Being part survival book and part reminiscence about the four movies, the book works on different levels. It recaptures the feeling of adventure that made Raiders of the Lost Ark, Indiana Jones and the Temple of Doom, and Indiana Jones and the Last Crusade so great and puts it into a semi-realistic context. On the one hand, there’s some obviously sound advice in how to prepare for an expedition, e.g. packing essential things and knowing about the destination, or how to react in emergencies, e.g. getting bitten by a snake. On the other hand, it makes fun of all the action set-pieces in which Indy fought enemies, was chased, or found himself in a situation he shouldn’t have been in the first place, e.g. on a plane crashing down. With the help of instruction pictures like in a first-aid book, it all seems real, but oh so over-the-top in its step-by-step explanations and lists of what-to-do and how-to-do-it.

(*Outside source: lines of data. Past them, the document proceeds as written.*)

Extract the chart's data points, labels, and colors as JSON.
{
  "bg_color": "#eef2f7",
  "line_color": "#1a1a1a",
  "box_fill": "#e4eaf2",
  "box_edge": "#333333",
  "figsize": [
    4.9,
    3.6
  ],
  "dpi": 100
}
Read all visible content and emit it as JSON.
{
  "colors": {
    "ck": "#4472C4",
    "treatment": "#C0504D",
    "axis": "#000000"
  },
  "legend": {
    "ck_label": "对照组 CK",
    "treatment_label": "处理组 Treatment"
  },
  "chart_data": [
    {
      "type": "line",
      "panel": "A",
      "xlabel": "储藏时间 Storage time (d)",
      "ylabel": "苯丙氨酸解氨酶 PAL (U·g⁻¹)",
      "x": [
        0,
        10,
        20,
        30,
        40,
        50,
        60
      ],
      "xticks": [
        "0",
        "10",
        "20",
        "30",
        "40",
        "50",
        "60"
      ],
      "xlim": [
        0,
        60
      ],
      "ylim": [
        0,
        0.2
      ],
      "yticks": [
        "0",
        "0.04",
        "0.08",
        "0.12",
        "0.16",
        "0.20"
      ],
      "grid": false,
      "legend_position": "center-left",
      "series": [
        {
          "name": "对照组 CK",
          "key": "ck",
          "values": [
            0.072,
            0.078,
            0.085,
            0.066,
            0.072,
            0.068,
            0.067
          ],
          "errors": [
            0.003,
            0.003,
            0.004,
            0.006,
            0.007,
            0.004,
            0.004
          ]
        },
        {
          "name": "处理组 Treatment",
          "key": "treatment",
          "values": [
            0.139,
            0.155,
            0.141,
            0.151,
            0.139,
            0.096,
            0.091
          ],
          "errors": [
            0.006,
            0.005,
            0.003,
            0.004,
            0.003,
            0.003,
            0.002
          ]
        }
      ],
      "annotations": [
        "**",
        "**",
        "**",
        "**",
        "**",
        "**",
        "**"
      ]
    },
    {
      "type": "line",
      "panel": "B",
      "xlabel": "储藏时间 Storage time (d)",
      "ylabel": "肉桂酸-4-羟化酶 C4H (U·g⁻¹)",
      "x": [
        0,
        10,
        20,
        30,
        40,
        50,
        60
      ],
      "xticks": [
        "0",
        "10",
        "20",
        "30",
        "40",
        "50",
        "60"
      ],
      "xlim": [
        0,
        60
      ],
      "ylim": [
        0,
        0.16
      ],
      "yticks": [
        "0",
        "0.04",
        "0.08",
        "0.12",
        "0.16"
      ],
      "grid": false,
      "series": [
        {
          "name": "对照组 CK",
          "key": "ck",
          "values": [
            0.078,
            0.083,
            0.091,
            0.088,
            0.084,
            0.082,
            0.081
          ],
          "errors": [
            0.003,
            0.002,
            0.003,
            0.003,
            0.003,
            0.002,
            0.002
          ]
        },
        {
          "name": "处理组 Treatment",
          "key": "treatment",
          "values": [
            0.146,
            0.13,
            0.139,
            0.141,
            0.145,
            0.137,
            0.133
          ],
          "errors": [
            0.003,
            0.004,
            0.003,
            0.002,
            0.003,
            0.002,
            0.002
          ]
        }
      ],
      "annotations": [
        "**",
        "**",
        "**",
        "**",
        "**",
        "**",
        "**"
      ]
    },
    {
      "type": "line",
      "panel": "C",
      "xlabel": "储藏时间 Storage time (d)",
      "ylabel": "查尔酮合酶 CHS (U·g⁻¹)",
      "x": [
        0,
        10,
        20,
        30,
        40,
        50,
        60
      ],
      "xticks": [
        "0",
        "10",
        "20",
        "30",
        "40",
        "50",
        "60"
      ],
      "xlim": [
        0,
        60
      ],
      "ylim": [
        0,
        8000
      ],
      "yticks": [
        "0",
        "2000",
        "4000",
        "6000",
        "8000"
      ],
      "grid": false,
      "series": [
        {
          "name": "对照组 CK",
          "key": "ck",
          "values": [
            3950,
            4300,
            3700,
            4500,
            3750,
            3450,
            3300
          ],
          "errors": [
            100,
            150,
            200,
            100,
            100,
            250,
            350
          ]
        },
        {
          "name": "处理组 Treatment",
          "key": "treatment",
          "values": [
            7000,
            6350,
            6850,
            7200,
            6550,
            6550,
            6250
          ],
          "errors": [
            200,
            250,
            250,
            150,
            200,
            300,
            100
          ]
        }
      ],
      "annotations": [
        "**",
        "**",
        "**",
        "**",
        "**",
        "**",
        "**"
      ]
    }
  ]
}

So despite trying to keep a scientific voice, the authors often include humorous asides that show how dangerous everything Indy did was and that one should be prepared for everything, even when facing the Wrath of God. The writing is witty at times, although it isn’t the most subtle of humor and is probably funnier if one has seen the movies. Indiana Jones fans will still have a lot of fun reading through the roughly 180 pages that are illustrated with scenes from the movies and lots of the aforementioned instruction pictures. It might not make readers want to start an archaeology career, but as a mocking look at what adventurers have to endure and how to get out of the trickiest situations, it’s still an entertaining book.